En un parpadeo, su dedo rodó por el suelo y la sangre comenzó a salir. El que había amarrado antes sus piernas, ahora traía un objeto metálico incandescente, rápidamente tomo su mano y lo aplastó contra la parte que sangraba, deteniendo la hemorragia, pero dejando un asqueroso olor a carne quemada y un dolor inimaginable.

- No dejaré que mueras hasta que lo digas, te lo dije antes.

El prisionero que antes había estado intentando contenerse, ahora apenas lo podía soportar.

- Me gusta tu expresión actual, es la de alguien que está a punto de sincerarse. ¿Has empezado a recordar algo?

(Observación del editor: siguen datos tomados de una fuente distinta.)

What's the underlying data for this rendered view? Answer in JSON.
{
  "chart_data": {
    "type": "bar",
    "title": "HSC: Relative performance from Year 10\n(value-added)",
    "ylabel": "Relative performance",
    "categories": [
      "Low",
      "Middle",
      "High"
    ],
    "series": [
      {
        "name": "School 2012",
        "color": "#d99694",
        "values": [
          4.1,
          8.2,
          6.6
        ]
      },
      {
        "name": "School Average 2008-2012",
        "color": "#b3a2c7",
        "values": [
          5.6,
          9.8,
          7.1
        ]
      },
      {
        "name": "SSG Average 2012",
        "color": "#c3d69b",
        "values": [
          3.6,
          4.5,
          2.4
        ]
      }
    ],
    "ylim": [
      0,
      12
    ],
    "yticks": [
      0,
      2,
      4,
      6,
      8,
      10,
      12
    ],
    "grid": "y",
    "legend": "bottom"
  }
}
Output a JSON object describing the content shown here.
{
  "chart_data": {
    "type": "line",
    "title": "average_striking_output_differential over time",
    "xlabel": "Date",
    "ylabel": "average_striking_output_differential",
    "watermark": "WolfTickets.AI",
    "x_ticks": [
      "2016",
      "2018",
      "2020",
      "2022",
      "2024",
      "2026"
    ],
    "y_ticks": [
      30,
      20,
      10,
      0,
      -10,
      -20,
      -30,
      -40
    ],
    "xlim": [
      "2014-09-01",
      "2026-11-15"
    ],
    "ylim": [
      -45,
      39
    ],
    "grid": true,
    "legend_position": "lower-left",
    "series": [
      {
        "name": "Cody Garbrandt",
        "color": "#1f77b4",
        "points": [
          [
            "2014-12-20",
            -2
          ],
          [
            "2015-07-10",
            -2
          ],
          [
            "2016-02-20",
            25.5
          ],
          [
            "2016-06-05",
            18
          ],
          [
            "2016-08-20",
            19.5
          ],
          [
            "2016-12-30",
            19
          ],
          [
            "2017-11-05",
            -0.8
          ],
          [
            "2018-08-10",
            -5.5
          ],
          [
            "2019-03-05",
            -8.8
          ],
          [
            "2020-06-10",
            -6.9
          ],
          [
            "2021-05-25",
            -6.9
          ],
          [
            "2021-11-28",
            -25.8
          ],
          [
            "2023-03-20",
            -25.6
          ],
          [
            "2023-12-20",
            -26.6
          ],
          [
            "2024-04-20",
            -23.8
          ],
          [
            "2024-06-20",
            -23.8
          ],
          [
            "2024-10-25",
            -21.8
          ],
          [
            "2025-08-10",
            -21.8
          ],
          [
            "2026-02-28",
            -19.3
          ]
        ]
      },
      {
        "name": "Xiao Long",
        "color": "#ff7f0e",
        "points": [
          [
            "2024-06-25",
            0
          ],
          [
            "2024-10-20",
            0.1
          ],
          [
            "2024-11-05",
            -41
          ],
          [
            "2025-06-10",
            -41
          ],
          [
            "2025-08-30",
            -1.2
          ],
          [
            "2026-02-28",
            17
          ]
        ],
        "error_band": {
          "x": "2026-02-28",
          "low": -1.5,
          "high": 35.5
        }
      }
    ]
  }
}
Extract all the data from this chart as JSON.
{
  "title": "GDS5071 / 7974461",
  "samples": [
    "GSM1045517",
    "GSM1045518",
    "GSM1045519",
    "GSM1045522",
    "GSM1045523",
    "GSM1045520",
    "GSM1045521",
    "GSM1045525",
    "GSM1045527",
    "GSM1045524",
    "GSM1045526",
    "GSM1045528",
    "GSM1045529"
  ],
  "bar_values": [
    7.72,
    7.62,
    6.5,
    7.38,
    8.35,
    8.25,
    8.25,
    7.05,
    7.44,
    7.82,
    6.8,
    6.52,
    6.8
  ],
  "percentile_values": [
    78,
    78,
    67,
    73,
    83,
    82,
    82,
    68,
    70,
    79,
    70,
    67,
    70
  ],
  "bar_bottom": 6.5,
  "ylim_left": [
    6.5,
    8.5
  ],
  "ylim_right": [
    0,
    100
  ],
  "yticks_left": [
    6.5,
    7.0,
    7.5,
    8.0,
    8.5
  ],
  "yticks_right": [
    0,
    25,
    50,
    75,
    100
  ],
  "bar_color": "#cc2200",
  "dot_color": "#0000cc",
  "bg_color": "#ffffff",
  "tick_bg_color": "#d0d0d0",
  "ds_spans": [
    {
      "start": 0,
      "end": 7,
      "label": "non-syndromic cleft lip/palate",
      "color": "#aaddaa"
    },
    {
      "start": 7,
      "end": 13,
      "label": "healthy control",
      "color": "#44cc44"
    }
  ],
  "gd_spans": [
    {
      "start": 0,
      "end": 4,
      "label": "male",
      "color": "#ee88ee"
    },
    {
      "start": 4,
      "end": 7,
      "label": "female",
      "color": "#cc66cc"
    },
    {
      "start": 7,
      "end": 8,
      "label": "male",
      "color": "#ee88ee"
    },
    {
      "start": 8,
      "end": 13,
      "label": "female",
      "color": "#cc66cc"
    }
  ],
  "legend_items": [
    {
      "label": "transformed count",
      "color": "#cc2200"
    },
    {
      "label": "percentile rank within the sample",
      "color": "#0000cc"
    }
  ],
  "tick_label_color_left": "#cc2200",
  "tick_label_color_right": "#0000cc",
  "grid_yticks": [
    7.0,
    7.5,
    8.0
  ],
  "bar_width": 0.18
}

El hombre en la silla se retorcía de dolor sin poder decir nada.

- Oh si, duele. Lo sé, pero aun así te recomiendo que empieces a hablar, ese dolor que sientes ahora, se pondrá peor a menos que decidas contarnos la historia por la que nos hemos reunido hoy. Esa historia de cómo traicionaste a las personas que te dieron refugio cuando lo necesitaste o más bien, como las engañaste y les hiciste creer que necesitabas ayuda.

La vista del hombre en la silla se comenzó a nublar a causa del dolor y la sangre que había perdido. Tenía una cuchilla incrustada en su mano izquierda, había sido golpeado innumerables veces y en su mano derecha, lo que quedaba de su dedo estaba totalmente quemado por el metal al rojo vivo que habían usado antes.

- Que no se desmaye. – dijo el jefe con voz grave- Se agotó mi paciencia, tu pedazo de mierda. Ahora verás como es que en realidad tratamos a nuestros invitados. ¡Traigan las pinzas de corte!